Il y’a quelques jours l’Association marocaine des droits humains (AMDH) a dénoncé une « régression inquiétante des libertés » au Maroc, tout en réaffirmant son opposition à toute normalisation avec l’entité sioniste. Il faut rappeler que depuis la normalisation avec l’entité sioniste, le parlement du roi a innové en criminalisant toute critique contre la normalisation, toute dénonciation des crimes commis par Israël à Ghaza et toute expression publique de la solidarité avec le peuple palestinien. Dans un communiqué publié sur son site internet, l’organisation a exprimé sa « vive inquiétude » face à la recrudescence des arrestations et des procès liés à l’opinion et à l’expression publique, qu’elle considère comme des « accusations fabriquées » visant blogueurs, journalistes et jeunes du mouvement GenZ 212. Elle mentionne notamment le rappeur Souhaib Qabli, connu sous le nom artistique Al-Hassel, poursuivi pour ses positions politiques, ainsi que plusieurs militants interpellés à Casablanca et Marrakech. Fin septembre 2025, le Maroc avait été ébranlé par des manifestations qui avaient éclaté dans plusieurs villes, dont Casablanca, Agadir, Marrakech, Tanger, Salé, Oujda et Rabat. Ce mouvement, mené par des jeunes et baptisé GenZ 212, s’était structuré de manière décentralisée via les réseaux sociaux comme TikTok, Instagram et Discord. Les protestations, pacifiques dans un premier temps, dénonçaient « l’insuffisance des services publics, le chômage élevé, la corruption et les dépenses colossales allouées à la Coupe du monde 2030 ». Mais elles ont rapidement été réprimées par les forces de sécurité du Makhzen, qui ont utilisé gaz lacrymogènes, balles en caoutchouc et munitions réelles. Et même si les autorités marocaines refusent de reconnaître des décès liés à la répression de ce mouvement, des ONG internationales ont consigné, avec preuve à l’appui, pas moins d’une dizaine de jeunes morts par balles, et même d’autres morts écrasés par les roues des véhicules blindés de la police et la gendarmerie marocaine. Cette contradiction entre la version officielle du Makhzen et les témoignages des ONG met en lumière une crise de confiance autour de la gestion des manifestations par les forces de sécurité marocaines, et soulève des interrogations sur l’indépendance des enquêtes judiciaires.
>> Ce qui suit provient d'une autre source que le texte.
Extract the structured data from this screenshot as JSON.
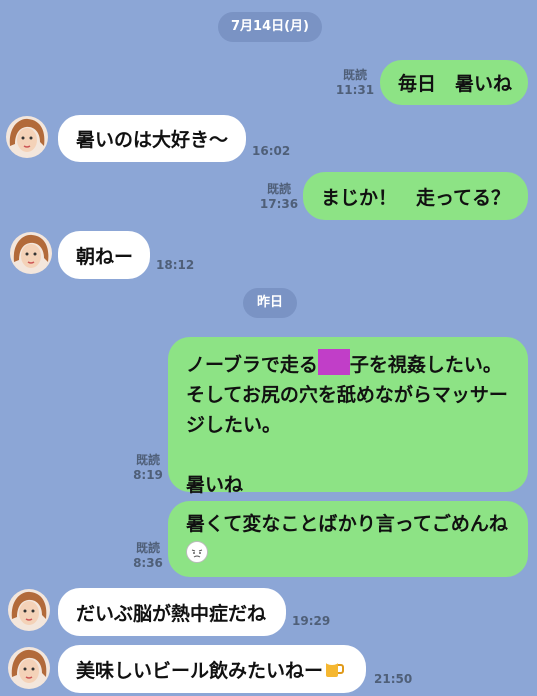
{
  "chat": {
    "date1": "7月14日(月)",
    "date2": "昨日",
    "read_label": "既読",
    "messages": [
      {
        "text": "毎日　暑いね",
        "time": "11:31"
      },
      {
        "text": "暑いのは大好き～",
        "time": "16:02"
      },
      {
        "text": "まじか！　走ってる？",
        "time": "17:36"
      },
      {
        "text": "朝ねー",
        "time": "18:12"
      },
      {
        "text_part1": "ノーブラで走る",
        "text_part2": "子を視姦したい。そしてお尻の穴を舐めながらマッサージしたい。",
        "text_part3": "暑いね",
        "time": "8:19"
      },
      {
        "text": "暑くて変なことばかり言ってごめんね",
        "time": "8:36"
      },
      {
        "text": "だいぶ脳が熱中症だね",
        "time": "19:29"
      },
      {
        "text": "美味しいビール飲みたいねー",
        "time": "21:50"
      }
    ]
  },
  "icons": {
    "avatar": "contact-avatar-icon",
    "redaction": "redaction-block",
    "emoji1": "sweat-face-emoji-icon",
    "emoji2": "beer-mug-emoji-icon"
  },
  "colors": {
    "background": "#8ca6d6",
    "incoming_bubble": "#ffffff",
    "outgoing_bubble": "#8de385",
    "date_pill": "#7a93c4"
  }
}
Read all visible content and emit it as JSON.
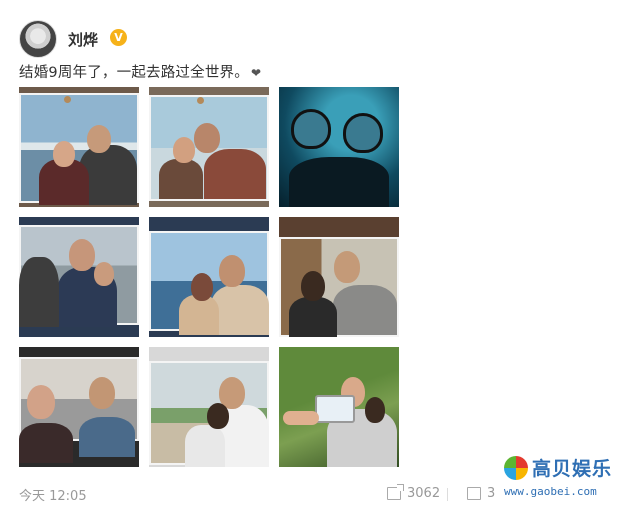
{
  "post": {
    "author": "刘烨",
    "verified_badge": "V",
    "text": "结婚9周年了，一起去路过全世界。",
    "heart": "❤",
    "time": "今天 12:05",
    "repost_count": "3062",
    "comment_count": "3"
  },
  "photos": [
    {
      "name": "photo-1"
    },
    {
      "name": "photo-2"
    },
    {
      "name": "photo-3"
    },
    {
      "name": "photo-4"
    },
    {
      "name": "photo-5"
    },
    {
      "name": "photo-6"
    },
    {
      "name": "photo-7"
    },
    {
      "name": "photo-8"
    },
    {
      "name": "photo-9"
    }
  ],
  "watermark": {
    "title": "高贝娱乐",
    "url": "www.gaobei.com"
  }
}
Une normalisation qui appauvrit le peuple marocain
Parmi les preuves qui démentent la version officielle, on note que le 1er octobre 2025, trois jeunes hommes ont été abattus par balles à Leqliaa, au sud du Maroc, lors d’une opération des forces de l’ordre contre des protestataires du mouvement GenZ 212. Les autorités avaient évoqué la légitime défense, mais les ONG contestent cette version, affirmant que les victimes ne représentaient aucune menace directe. L’AMDH et Mena Rights Group, ont saisi les rapporteurs spéciaux des Nations unies pour dénoncer « un usage disproportionné de la force » et réclamer une enquête indépendante. Selon l’AMDH, la répression a déjà entraîné « des milliers d’arrestations et des centaines de blessés ». Les familles des victimes dénoncent des violations graves : retard dans l’annonce des décès, restrictions sur les funérailles, absence d’accès aux autopsies, confiscation d’effets personnels. Par ailleurs, l’AMDH a renouvelé son appel à « mettre fin à toutes les formes de coopération militaire, sécuritaire, scientifique ou agricole avec le régime sioniste », estimant que ces accords « ne feront qu’accroître l’emprise étrangère sur les ressources du pays et menacer la souveraineté nationale ». Le communiqué de l’organisation humanitaire a évoqué aussi les difficultés sociales et économiques internes, dénonçant l’absence d’une politique nationale efficace pour garantir la sécurité alimentaire, énergétique et sanitaire et le renforcement du monopole et du clientélisme au détriment des citoyens les plus vulnérables.
Sur le plan de la contestation sociale des ONG ont dénoncé le retrait du soutien du gouvernement aux prix de certains produits de large consommation parmi le gaz butane dont la bonbonne de 12 kilos est vendue aujourd’hui l’équivalent de 5 dollars US. « Cette augmentation va droit grossir la fortune du chef du gouvernement Akhenouch qui est le principal actionnaire de l’entreprise qui commercialise ce type de carburant destiné à un usage domestique. Dernièrement, son entreprise à conclu avec un consortium israélien pour lui fournir des équipements pour construire de nouveaux centre enfuteurs.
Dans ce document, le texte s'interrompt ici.